Tech Viewpoint: Nike acquires Celect – two pros and a con


Nike has acquired a demand forecasting startup – is it a good idea?

You may have heard that earlier this week, vertical athletic footwear/apparel retailer Nike purchased Celect, a Boston-based retail predictive analytics and demand-sensing firm. Absorbing Celect whole, rather than simply customizing and integrating its technology, is an interesting strategic move. Here are two pros and one con of Nike’s acquisition.

Pro – Nike’s supply chain complexity

No retailer operates a “simple” supply chain, but Nike’s supply chain is more complicated than most. Nike manufactures its own products, which it then sells across the globe through proprietary brick-and-mortar and online channels, as well as through a dizzying variety of third-party retail partners. Third-party channels include dedicated storefronts on retail platforms like Amazon, as well as acting as a wholesaler for numerous physical and digital retailers.

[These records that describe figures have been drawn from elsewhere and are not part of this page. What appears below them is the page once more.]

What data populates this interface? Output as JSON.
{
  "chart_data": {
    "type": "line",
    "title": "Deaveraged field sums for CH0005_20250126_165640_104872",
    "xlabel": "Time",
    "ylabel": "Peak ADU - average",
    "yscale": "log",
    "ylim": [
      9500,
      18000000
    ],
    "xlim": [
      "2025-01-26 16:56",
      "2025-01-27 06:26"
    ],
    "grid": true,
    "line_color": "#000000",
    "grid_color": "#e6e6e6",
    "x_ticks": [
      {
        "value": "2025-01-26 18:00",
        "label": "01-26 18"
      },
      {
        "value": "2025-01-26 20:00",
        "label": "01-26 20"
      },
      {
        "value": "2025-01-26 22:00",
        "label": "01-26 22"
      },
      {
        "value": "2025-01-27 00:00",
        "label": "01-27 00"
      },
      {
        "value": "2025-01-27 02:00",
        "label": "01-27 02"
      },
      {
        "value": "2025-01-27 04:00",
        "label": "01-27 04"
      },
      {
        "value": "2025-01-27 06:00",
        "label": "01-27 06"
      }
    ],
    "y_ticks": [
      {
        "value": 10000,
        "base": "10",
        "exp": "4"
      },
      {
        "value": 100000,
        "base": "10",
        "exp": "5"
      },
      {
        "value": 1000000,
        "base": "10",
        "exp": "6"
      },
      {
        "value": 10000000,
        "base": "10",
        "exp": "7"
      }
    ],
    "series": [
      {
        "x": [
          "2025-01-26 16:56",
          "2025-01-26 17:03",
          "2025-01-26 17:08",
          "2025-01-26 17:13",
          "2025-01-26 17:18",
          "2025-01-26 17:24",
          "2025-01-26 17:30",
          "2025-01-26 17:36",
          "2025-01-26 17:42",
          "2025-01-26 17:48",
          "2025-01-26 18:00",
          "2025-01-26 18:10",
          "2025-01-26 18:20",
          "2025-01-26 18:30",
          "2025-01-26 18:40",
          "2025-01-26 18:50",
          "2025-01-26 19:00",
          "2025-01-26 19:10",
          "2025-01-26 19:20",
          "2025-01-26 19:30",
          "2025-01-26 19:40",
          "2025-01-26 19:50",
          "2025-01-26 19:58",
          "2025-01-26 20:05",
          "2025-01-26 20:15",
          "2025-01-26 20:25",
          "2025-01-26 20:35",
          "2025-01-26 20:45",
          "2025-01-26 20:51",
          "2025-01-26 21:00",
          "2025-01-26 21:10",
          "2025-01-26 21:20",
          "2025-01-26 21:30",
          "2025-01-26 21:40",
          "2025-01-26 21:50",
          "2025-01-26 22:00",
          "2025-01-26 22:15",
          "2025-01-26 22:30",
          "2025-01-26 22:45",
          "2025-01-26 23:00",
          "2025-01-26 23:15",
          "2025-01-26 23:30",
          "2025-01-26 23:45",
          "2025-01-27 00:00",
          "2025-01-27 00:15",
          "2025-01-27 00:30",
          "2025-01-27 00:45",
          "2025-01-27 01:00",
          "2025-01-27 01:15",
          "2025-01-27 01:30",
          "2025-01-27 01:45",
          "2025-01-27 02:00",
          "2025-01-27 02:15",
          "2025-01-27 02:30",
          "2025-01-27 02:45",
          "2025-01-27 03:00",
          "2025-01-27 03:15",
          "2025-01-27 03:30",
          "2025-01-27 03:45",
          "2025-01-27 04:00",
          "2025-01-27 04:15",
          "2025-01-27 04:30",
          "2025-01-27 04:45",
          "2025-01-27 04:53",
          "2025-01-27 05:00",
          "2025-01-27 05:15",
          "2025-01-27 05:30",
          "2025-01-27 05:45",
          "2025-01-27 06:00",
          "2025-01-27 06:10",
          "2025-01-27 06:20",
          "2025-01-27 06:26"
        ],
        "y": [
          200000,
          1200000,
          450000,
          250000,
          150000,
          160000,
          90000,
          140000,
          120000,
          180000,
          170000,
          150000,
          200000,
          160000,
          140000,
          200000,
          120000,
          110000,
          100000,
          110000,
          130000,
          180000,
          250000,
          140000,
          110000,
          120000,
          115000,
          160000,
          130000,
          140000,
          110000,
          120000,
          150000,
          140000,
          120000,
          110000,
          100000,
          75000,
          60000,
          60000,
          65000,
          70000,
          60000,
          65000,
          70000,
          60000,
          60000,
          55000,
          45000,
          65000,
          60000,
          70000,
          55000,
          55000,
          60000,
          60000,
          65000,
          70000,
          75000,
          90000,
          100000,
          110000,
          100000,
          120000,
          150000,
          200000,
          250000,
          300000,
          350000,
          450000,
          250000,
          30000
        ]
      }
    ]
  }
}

Given how many different streams of demand data Nike has to manage, acquiring Celect as the basis of a truly proprietary forecasting platform makes sense. Nike has some unique fulfillment challenges, and bringing Celect in-house maximizes the technology’s fit to them.

Pro – Competitive edge

Nike is the world’s most valuable apparel brand, according to the Brand Finance Apparel 50 2019 report. However, rival athletic apparel/footwear Adidas, which like Nike operates a thriving omnichannel retail business as well as a wholesale operation, is close behind at number three. Adidas, and other leading vertical athletic apparel/footwear providers, also must find a way to effectively sense, analyze, and predict consumer demand across channels, partners and countries.

Celect was founded and is led by two MIT professors. Living in the area has given me the opportunity to visit their Boston office, and I will vouch they are a good company with good technology. Good technology that Nike can now keep out of the hands of competitors.

This is not to suggest that there are not many other excellent predictive analytics providers available to help Nike’s peers. But as Nike builds and expands upon Celect’s existing capabilities, no other company will benefit (unless Nike decides to license technology out for profit).

Con – A loss of independent innovation

Nike has been active in developing new proprietary digital technology capabilities, going so far as to recently name former Kohl’s technology head Ratnakar Lavu as the company’s first global chief digital information officer. As mentioned above, this push toward in-house IT development certainly carries advantages.

However, small startups are often incubators of truly leading-edge technology solutions and concepts. Freed from the constraints of corporate culture or traditional ways of doing things, startups can have an easier time disrupting the status quo than established organizations. Privately-held startups such as Celect have the added benefit of not needing to meet quarterly stock targets.

Celect should provide tremendous value to Nike’s global operations team, but a certain independent spark that is only found at a true startup (and I have worked at one) will inevitably be lost. In addition, the more Nike brings innovation in-house, the less it will look for the disruptive opportunities offered by other out-of-house providers like Celect used to be.